5. Practise good communication. When you’re angry, you are acting on perceptions that may be faulty or just plain wrong. Think before you speak instead of speaking reactively. Really listen to what others say and really think about what you want to say. Think about your needs but respect other people’s needs too. Listen to underlying emotions and messages rather than becoming defensive or aggressive. Avoid using those “always” and “never” kind of words and stick with “I” statements rather than “You”. For example, instead of saying “You never consider what I want to do”, say “I feel that I never get a say in what we choose.”
6. Think about problem-solving rather than venting. Instead of going over and over in your mind the thing that made you angry, it’s more helpful to think in terms of how to resolve it. If your son’s pile of clothes is making you angry: close the bedroom door. If your spouse is late to dinner too often: make dinner later or eat on your own. If road rage affects you daily, try a different route even if it’s longer or try commuting by bus, train or carpooling.
Sometimes problems may seem inescapable. When this is true, instead of focusing on the solution, work on your reactions and responses. Practise relaxation techniques and get advice about how to progress in resolving the problem over the long term.
7. Use humour. Humour can alleviate tension as long as it isn’t sarcastic. It can help you lighten up and see things in a more balanced way. Make fun of yourself, make fun of the situation. Don’t try to dispel your problems with humour, “laughing them away” but do try to gain a more reasonable perspective. Don’t take yourself or your anger too seriously.
8. Practise relaxation skills. Practising relaxation skills can improve the quality of your life whether you’re dealing with anger or not. Try deep breathing; visualising a relaxing place; repeating an affirmation or calming phrase. Listen to music you like or take up yoga. Practicing relaxation skills will help you feel more balanced.

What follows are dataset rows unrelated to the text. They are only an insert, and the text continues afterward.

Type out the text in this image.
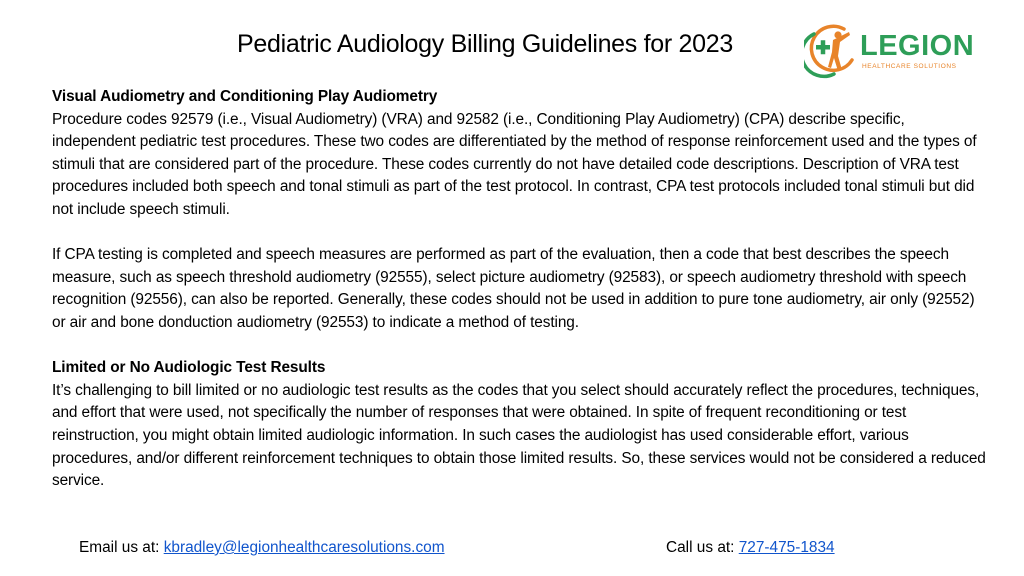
Pediatric Audiology Billing Guidelines for 2023	LEGION
HEALTHCARE SOLUTIONS
Visual Audiometry and Conditioning Play Audiometry

Procedure codes 92579 (i.e., Visual Audiometry) (VRA) and 92582 (i.e., Conditioning Play Audiometry) (CPA) describe specific, independent pediatric test procedures. These two codes are differentiated by the method of response reinforcement used and the types of stimuli that are considered part of the procedure. These codes currently do not have detailed code descriptions. Description of VRA test procedures included both speech and tonal stimuli as part of the test protocol. In contrast, CPA test protocols included tonal stimuli but did not include speech stimuli.

If CPA testing is completed and speech measures are performed as part of the evaluation, then a code that best describes the speech measure, such as speech threshold audiometry (92555), select picture audiometry (92583), or speech audiometry threshold with speech recognition (92556), can also be reported. Generally, these codes should not be used in addition to pure tone audiometry, air only (92552) or air and bone donduction audiometry (92553) to indicate a method of testing.

Limited or No Audiologic Test Results

It’s challenging to bill limited or no audiologic test results as the codes that you select should accurately reflect the procedures, techniques, and effort that were used, not specifically the number of responses that were obtained. In spite of frequent reconditioning or test reinstruction, you might obtain limited audiologic information. In such cases the audiologist has used considerable effort, various procedures, and/or different reinforcement techniques to obtain those limited results. So, these services would not be considered a reduced service.

Email us at: kbradley@legionhealthcaresolutions.com	Call us at: 727-475-1834
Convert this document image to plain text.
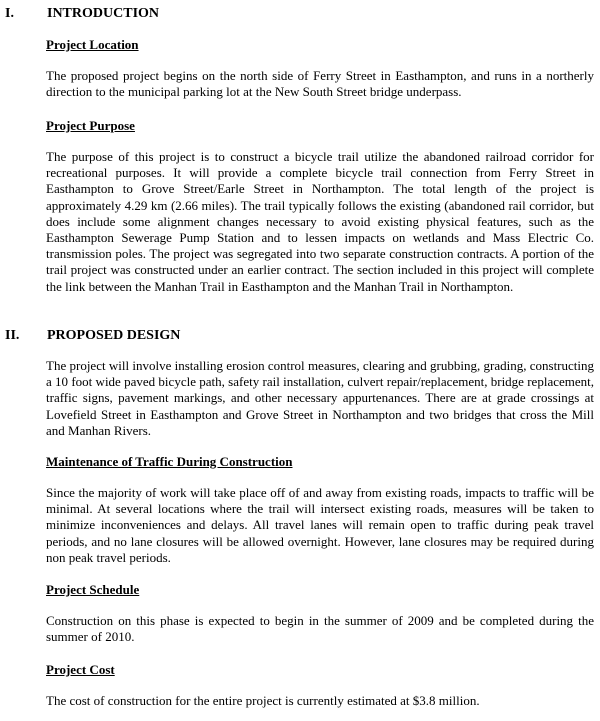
I. INTRODUCTION
Project Location
The proposed project begins on the north side of Ferry Street in Easthampton, and runs in a northerly direction to the municipal parking lot at the New South Street bridge underpass.
Project Purpose
The purpose of this project is to construct a bicycle trail utilize the abandoned railroad corridor for recreational purposes. It will provide a complete bicycle trail connection from Ferry Street in Easthampton to Grove Street/Earle Street in Northampton. The total length of the project is approximately 4.29 km (2.66 miles). The trail typically follows the existing (abandoned rail corridor, but does include some alignment changes necessary to avoid existing physical features, such as the Easthampton Sewerage Pump Station and to lessen impacts on wetlands and Mass Electric Co. transmission poles. The project was segregated into two separate construction contracts. A portion of the trail project was constructed under an earlier contract. The section included in this project will complete the link between the Manhan Trail in Easthampton and the Manhan Trail in Northampton.
II. PROPOSED DESIGN
The project will involve installing erosion control measures, clearing and grubbing, grading, constructing a 10 foot wide paved bicycle path, safety rail installation, culvert repair/replacement, bridge replacement, traffic signs, pavement markings, and other necessary appurtenances. There are at grade crossings at Lovefield Street in Easthampton and Grove Street in Northampton and two bridges that cross the Mill and Manhan Rivers.
Maintenance of Traffic During Construction
Since the majority of work will take place off of and away from existing roads, impacts to traffic will be minimal. At several locations where the trail will intersect existing roads, measures will be taken to minimize inconveniences and delays. All travel lanes will remain open to traffic during peak travel periods, and no lane closures will be allowed overnight. However, lane closures may be required during non peak travel periods.
Project Schedule
Construction on this phase is expected to begin in the summer of 2009 and be completed during the summer of 2010.
Project Cost
The cost of construction for the entire project is currently estimated at $3.8 million.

9. Don’t nurse resentments. Anger is often borne of our inability to control the world or those around us. You can find yourself bitter and resentful the more you nurse a grudge. Try forgiveness to move past such limiting feelings. Research has shown that forgiveness is good for your physical and emotional health. It lowers the rate of cancer, cardiovascular disease, anxiety and depression. Don’t think of people having to earn your forgiveness. Forgiveness is something you give and you’re really giving a gift to yourself.
Get professional help if you feel that your anger is out of control or frightening. Some people really are more hot-headed than the average person. This anger doesn’t always show itself with aggressive outbursts: it can be seen in the chronically cantankerous person, the constantly unwell person and the socially withdrawn. Some people just have low tolerance for frustration.
The causes of this low tolerance range from genetic to environmental. Scientists say some people are more touchy and more prone to irritation. Most people, however, are taught that anger isn’t okay and never learn to manage it constructively. Many easily angered people come from chaotic and disruptive family backgrounds.
Whether you’re easily angered or not, anger management can help teach you to recognise your triggers and their contributors such as lack of sleep, over-scheduling, and alcohol abuse. You can learn to recognise the signs that anger is building in a bad way and learn techniques to quell your anger and deal with it in better ways.